Il confie à Sonia son mal de vivre. Il est à l’étroit dans cette province se sentant traité comme un original. Sonia le supplie de ne plus boire tout en dévoilant ses sentiments. Il lui donne sa parole d’honneur qu’il ne boira plus. Seul Sonia peut croire à de telles promesses. A la fin de la pièce lors de son départ; Marina lui propose une tasse de thé. Face à son refus, elle lui propose une vodka avec un morceau de pain. Astrov se contentera de la vodka.

Astrov est témoin du drame qui va conclure le troisième acte. L’oncle Vania se sent trompé par Sérébriakov. Il a le sentiment d’avoir gaspillé sa vie pour faire vivre la propriété afin que le professeur brille à l’université. Il se rend compte que “ce pitoyable rhumatisant” n’a réalisé aucun travail qui passera à la postérité:

“de tous ses travaux, il ne restera pas une pas une seule page, il est totalement inconnu, c’est un zéro. Une bulle de savon!”. 

Sonia accuse Eléna Andréevna d’avoir rompu l’équilibre qui régnait avant son arrivée. 

[ Astrov] “est là tous les jours, il ne s’occupe plus ni de ses forêts ni de médecine”.

L’oncle Vania ne s’occupe plus des travaux, 

[ il ] “ne fait rien, il te suit partout comme une ombre”. 

Sonia, qui se trouve laide, confie pourtant à Eléna Andréevna son amour pour Astrov. Eléna Andréevna questionne Astrov. La tension va brutalement monter lorsque le professeur annonce qu’il envisage de vendre la propriété qui ne rapporte

“pas plus de deux pour cent” 

pour convertir l’argent en titres de rente qui rapporteraient quatre à cinq pour cents, l’excédent de l’opération permettant d’acheter une petite villa en Finlande. La vente ne peut se faire qu’avec l’accord de Sonia qui en est propriétaire. 
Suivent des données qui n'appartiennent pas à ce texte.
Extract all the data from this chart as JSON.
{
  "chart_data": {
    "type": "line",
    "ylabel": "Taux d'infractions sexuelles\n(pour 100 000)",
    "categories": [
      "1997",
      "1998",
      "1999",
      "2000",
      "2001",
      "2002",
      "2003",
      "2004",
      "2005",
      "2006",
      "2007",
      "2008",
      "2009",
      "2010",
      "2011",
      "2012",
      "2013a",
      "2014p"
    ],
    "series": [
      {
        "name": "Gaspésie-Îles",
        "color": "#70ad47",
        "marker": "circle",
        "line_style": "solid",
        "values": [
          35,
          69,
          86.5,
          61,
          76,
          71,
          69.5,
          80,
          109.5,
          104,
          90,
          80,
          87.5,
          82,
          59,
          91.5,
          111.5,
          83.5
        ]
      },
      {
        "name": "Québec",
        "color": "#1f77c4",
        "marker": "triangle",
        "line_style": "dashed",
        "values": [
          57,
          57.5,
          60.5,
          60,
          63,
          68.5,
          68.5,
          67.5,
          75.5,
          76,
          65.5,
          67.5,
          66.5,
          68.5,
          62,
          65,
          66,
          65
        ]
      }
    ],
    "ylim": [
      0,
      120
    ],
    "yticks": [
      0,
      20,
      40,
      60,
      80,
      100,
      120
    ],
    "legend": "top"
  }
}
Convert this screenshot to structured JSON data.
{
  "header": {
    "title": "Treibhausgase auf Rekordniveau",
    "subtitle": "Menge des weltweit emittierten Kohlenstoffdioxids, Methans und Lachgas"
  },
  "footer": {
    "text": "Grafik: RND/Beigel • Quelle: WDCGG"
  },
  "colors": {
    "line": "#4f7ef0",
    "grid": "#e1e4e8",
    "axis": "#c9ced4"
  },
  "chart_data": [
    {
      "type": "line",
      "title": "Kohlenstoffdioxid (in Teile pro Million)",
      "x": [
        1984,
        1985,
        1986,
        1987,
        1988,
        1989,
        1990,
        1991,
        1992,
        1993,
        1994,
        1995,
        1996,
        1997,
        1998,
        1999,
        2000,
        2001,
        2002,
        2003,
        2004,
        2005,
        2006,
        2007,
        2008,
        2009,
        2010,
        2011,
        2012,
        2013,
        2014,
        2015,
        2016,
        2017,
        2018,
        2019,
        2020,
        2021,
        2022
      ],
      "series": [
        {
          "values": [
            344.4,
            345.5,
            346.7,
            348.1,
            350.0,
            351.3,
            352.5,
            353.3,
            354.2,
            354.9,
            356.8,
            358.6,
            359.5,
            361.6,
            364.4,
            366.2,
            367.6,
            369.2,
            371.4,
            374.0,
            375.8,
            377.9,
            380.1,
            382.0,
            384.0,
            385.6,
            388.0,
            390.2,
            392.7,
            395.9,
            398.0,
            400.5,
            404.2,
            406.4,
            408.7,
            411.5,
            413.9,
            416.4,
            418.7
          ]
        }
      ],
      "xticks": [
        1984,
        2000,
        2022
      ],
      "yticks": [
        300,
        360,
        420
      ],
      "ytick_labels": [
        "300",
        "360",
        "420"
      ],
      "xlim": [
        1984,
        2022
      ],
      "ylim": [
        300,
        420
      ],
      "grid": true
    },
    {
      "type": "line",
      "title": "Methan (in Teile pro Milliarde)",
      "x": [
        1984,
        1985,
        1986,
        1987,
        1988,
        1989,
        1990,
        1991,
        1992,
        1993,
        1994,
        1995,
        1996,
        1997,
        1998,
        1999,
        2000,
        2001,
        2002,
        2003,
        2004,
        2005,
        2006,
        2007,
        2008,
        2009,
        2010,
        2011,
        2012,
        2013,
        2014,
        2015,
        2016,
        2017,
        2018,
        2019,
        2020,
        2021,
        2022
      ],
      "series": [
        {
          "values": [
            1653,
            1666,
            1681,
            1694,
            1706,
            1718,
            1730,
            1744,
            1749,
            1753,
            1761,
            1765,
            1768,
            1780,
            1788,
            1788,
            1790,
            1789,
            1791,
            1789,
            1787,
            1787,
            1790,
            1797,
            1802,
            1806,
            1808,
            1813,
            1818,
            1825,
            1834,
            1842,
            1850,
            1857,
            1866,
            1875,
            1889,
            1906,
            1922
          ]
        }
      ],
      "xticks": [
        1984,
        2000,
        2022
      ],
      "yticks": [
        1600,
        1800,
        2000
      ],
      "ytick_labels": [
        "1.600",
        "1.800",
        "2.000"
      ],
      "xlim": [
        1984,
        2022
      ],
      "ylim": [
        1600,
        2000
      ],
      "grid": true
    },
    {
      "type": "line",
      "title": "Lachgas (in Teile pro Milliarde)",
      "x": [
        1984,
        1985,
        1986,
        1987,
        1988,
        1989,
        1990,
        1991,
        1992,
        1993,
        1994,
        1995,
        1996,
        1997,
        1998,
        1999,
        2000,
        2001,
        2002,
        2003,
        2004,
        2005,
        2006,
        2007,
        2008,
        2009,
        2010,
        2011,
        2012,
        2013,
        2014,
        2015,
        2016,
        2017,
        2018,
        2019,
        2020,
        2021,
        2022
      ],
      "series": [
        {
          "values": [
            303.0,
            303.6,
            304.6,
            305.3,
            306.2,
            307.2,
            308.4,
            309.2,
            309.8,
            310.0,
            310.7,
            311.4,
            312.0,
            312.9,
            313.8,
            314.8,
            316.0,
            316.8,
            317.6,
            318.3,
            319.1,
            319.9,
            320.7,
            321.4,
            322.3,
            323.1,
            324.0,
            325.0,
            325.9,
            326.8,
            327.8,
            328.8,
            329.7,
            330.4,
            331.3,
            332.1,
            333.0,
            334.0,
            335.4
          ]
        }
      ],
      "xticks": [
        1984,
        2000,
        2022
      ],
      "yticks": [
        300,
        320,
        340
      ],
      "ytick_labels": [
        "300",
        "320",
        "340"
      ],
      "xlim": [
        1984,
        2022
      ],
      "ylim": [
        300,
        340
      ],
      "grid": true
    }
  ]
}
Pour Voïnitzki, oncle Vania, c’est insupportable. Il a donné sa vie pour faire vivre cette propriété. Il a renoncé à sa part d’héritage en faveur de Sonia, il a remboursé les crédits restant à payer, il a géré pendant vingt cinq ans les biens et envoyé l’argent au professeur qui ne lui rétrocédé  

[ qu' ] un salaire de famine” [ Et maintenant on voudrait le chasser] “comme un malpropre”. 

Il a brutalement le sentiment d’avoir gâché sa vie: 

“Tu m’as pris ma vie! Je n’ai pas vécu, je n’ai pas vécu! A cause de toi j’ai gaché, j’ai raté les meilleurs années de ma vie. Tu es mon pire ennemi!”

 Au comble du désespoir et de la colère, Voïnitzki se précipite sur Sérébriakov, un revolver à la main. A la fin de la pièce, Astrov quittera la propriété pour ne plus y revenir comme le lui avait demandé Eléna Adréevna afin de préserver Sonia, amoureuse éconduite. Le professeur et sa femme partent. Les choses resteront en l’état et la vie va reprendre son cours. Voïnitzki souffre. S’adressant à Sonia, il lui dit: 

“Mon enfant, comme j’ai mal. Ah! si tu savais comme j’ai mal.” 

Sonia porte l’espoir d’une vie lumineuse après leur mort, 

“nous nous reposerons! Nous entendrons les anges, nous verrons tout le mal terrestre, toutes nos souffrances noyées dans la miséricorde qui va remplir l’univers tout entier, et la vie deviendra douce, tendre, bonne comme une caresse.”